La iglesia Dives in Misericordia de Roma guarda un secreto. El arquitecto Richard Meier, que ganó un concurso internacional convocado por el Vaticano, quería que destacara, además de por su original diseño, por el blanco inmaculado de su fachada. Así empezó la investigación para fabricar un hormigón que mantuviera el color inalterable con el paso del tiempo. A aquella experiencia piloto, que comenzó en 1996, le siguieron diez años de trabajo en laboratorios. Los científicos han conseguido algo más que un blanco resplandeciente: un material de construcción capaz de reducir la contaminación atmosférica.
Lo que lo hace posible es un principio activo añadido al cemento tradicional que actúa como fotocatalizador. Con la acción de la luz, ya sea natural o artificial, provoca una reacción química que descompone la suciedad o las sustancias contaminantes que se acumulan en las fachadas. Los expertos lo comparan con la fotosíntesis de las plantas, una explicación sencilla para una investigación larga y compleja. En Guerville (Francia) se construyó una calle experimental, llamada Canyon, para hacer pruebas reales con los principales agentes contaminantes de una gran ciudad: los gases que emiten los tubos de escape y los humos de los sistemas de calefacción.
El proceso ha sido desarrollado por el grupo italiano Italcementi, al que pertenece la empresa española Cementos Rezola, integrada en Financiera y Minera. El hallazgo forma parte del proyecto europeo Picada de crecimiento sostenible, en el que han participado centros de investigación de cinco países de la UE. Entre ellos, el Inasmet Tecnalia de San Sebastián y el Instituto Eduardo Torroja de Madrid. Los ensayos del principio activo, bautizado como TX Active, han sido validados por la Universidad de Ferrara y el Centro Científico y Técnico del Edificio de Francia, entre otras instituciones académicas.
La primera tonelada
El resultado de este trabajo se concreta en dos nuevos productos: un cemento ecológico y otro autolimpiante. El primero se ha utilizado, por ejemplo, en el túnel Via Porpora de Milán, por el que circulan 30.000 vehículos al día. Desde que se aplicó en el pavimento se han reducido un 27% las concentraciones de óxidos de nitrógeno, según las mediciones realizadas por la Policía y la Agencia del Medio Ambiente.

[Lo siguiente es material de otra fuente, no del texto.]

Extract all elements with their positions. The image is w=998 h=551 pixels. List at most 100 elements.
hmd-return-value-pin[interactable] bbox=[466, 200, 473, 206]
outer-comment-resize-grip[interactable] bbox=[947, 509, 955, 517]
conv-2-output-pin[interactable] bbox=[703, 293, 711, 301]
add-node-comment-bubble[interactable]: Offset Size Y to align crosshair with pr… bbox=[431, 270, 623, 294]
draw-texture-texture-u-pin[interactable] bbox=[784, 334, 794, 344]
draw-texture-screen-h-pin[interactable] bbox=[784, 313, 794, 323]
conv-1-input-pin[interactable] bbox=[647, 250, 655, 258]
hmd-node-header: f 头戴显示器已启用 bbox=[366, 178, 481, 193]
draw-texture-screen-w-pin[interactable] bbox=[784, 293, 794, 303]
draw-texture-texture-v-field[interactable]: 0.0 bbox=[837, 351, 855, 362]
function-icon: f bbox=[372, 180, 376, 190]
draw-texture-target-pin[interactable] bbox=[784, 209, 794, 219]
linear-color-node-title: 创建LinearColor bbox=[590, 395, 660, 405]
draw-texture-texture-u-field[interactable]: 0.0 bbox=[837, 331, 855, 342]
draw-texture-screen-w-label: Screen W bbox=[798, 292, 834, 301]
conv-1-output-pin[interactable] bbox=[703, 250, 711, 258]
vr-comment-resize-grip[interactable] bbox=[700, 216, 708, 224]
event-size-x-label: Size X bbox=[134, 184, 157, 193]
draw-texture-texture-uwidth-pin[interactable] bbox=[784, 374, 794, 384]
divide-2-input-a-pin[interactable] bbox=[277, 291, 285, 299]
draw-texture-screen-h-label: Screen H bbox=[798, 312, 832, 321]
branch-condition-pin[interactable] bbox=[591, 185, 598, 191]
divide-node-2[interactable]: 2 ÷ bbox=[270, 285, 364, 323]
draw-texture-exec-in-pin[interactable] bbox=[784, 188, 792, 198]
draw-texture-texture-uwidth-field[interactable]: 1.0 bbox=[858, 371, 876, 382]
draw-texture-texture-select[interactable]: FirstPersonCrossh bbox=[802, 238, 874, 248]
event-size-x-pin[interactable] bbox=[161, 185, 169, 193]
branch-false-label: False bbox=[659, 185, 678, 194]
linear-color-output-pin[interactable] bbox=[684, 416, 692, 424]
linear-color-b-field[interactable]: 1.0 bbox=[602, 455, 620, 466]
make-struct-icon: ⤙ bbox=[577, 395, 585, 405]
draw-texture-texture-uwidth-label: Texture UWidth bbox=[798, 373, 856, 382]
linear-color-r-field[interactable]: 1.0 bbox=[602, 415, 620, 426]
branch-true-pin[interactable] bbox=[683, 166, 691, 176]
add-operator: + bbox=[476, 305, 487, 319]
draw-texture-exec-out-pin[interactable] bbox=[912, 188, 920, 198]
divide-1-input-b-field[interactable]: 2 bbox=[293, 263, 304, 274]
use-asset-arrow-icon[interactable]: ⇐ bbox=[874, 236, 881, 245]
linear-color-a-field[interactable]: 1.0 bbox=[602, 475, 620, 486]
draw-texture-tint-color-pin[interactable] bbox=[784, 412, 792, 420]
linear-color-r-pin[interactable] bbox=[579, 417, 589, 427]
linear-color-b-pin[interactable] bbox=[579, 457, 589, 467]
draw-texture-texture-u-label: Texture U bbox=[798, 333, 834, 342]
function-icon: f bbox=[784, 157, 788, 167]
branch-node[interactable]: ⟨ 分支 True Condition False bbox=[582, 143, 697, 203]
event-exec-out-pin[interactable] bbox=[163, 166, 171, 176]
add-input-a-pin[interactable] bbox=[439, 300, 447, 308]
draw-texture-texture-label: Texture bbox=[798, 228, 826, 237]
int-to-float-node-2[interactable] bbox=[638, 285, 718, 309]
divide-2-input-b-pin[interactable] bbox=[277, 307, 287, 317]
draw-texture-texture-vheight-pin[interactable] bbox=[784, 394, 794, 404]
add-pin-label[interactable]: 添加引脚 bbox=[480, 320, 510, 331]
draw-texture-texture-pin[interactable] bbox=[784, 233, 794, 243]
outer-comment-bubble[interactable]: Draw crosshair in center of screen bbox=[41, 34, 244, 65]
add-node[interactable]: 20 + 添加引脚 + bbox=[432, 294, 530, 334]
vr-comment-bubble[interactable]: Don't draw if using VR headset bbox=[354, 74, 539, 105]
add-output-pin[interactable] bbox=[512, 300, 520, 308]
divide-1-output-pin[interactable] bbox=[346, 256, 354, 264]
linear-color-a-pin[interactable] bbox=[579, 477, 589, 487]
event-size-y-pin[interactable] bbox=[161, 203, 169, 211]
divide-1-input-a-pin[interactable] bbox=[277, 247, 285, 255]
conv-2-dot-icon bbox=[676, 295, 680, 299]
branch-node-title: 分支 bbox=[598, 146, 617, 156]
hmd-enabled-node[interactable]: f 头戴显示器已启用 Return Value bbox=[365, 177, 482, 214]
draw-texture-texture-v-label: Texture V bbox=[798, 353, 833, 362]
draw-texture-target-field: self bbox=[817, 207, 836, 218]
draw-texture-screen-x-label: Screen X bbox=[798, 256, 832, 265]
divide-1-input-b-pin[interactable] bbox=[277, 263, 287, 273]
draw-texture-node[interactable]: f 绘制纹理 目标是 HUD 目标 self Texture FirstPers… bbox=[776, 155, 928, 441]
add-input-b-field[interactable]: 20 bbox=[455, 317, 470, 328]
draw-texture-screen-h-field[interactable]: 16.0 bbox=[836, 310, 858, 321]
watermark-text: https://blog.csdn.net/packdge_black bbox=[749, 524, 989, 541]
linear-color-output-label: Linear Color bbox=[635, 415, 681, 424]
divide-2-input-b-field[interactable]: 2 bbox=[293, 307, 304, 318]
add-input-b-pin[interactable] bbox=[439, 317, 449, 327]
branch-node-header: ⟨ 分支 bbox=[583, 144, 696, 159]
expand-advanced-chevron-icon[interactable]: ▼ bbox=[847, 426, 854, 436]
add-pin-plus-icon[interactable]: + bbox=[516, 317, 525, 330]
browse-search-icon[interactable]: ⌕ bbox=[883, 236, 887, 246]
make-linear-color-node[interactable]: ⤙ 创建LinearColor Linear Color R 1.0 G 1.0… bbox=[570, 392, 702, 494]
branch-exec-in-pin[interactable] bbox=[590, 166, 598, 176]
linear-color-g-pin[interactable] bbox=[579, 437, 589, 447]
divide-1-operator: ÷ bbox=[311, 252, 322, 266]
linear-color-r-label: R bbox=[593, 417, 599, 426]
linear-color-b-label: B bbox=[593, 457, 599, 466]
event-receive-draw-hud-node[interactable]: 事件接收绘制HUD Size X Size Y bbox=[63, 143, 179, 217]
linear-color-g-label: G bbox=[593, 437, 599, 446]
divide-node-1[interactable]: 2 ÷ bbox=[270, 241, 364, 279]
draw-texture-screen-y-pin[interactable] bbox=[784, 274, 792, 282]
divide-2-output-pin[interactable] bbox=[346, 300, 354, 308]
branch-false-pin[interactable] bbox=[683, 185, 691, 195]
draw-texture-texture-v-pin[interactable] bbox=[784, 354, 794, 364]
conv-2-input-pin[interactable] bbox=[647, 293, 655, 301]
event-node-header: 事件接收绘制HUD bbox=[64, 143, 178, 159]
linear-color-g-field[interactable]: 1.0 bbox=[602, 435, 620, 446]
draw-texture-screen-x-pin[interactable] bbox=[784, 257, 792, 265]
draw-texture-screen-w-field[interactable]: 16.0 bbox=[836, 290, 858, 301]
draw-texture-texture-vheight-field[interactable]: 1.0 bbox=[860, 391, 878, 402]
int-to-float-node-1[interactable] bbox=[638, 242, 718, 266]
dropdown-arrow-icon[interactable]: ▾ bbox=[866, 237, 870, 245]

También neutraliza compuestos orgánicos volátiles como el benceno o el tolueno. Los contaminantes «quedan atrapados en la superficie de los hormigones y morteros» y, expuestos a la luz, se convierten en sustancias inocuas, explican los responsables de la empresa. Si el 15% de la piel de una ciudad se recubriera con este producto, «se podría reducir la contaminación hasta un 50%», aseguran. El grado de eficacia depende de las condiciones atmosféricas y de la luz.
Los efectos del cemento que repele la suciedad se pueden apreciar en obras como la Ciudad de la Música y las Bellas Artes de Chambery o la comisaría de Burdeos diseñada por el arquitecto Claude Marty, a la espera de ganar el mercado de los edificios emblemáticos. En España todavía es un recién llegado y se acaba de vender la primera tonelada a una empresa de Málaga que fabrica pavimentos para la Universidad. Los dos productos se han presentado en la Ciudad de las Artes y las Ciencias de Valencia, cuyo director, Manuel Toharia, destacó las «características extraordinarias» que ha adquirido este material de uso común.
Aun así, los fabricantes son conscientes de la dificultad de introducir apuestas innovadoras en un sector tan tradicional como la construcción. La pregunta es ¿a qué precio? En cualquiera de sus dos variedades, este cemento cuesta seis o siete veces más que el tradicional, pero -como sólo hay que aplicarlo en la capa más superficial- el sobrecoste final no es tan elevado. En una fachada «no llega al 5%» y en el presupuesto total de una obra oscila entre el 0,5% y el 1%, afirma Tomás Azorín, director comercial de Financiera y Minera. Su implantación en el paisaje urbano será un proceso largo, aunque sus mentores se muestran convencidos de que «algún día todos los cementos serán así».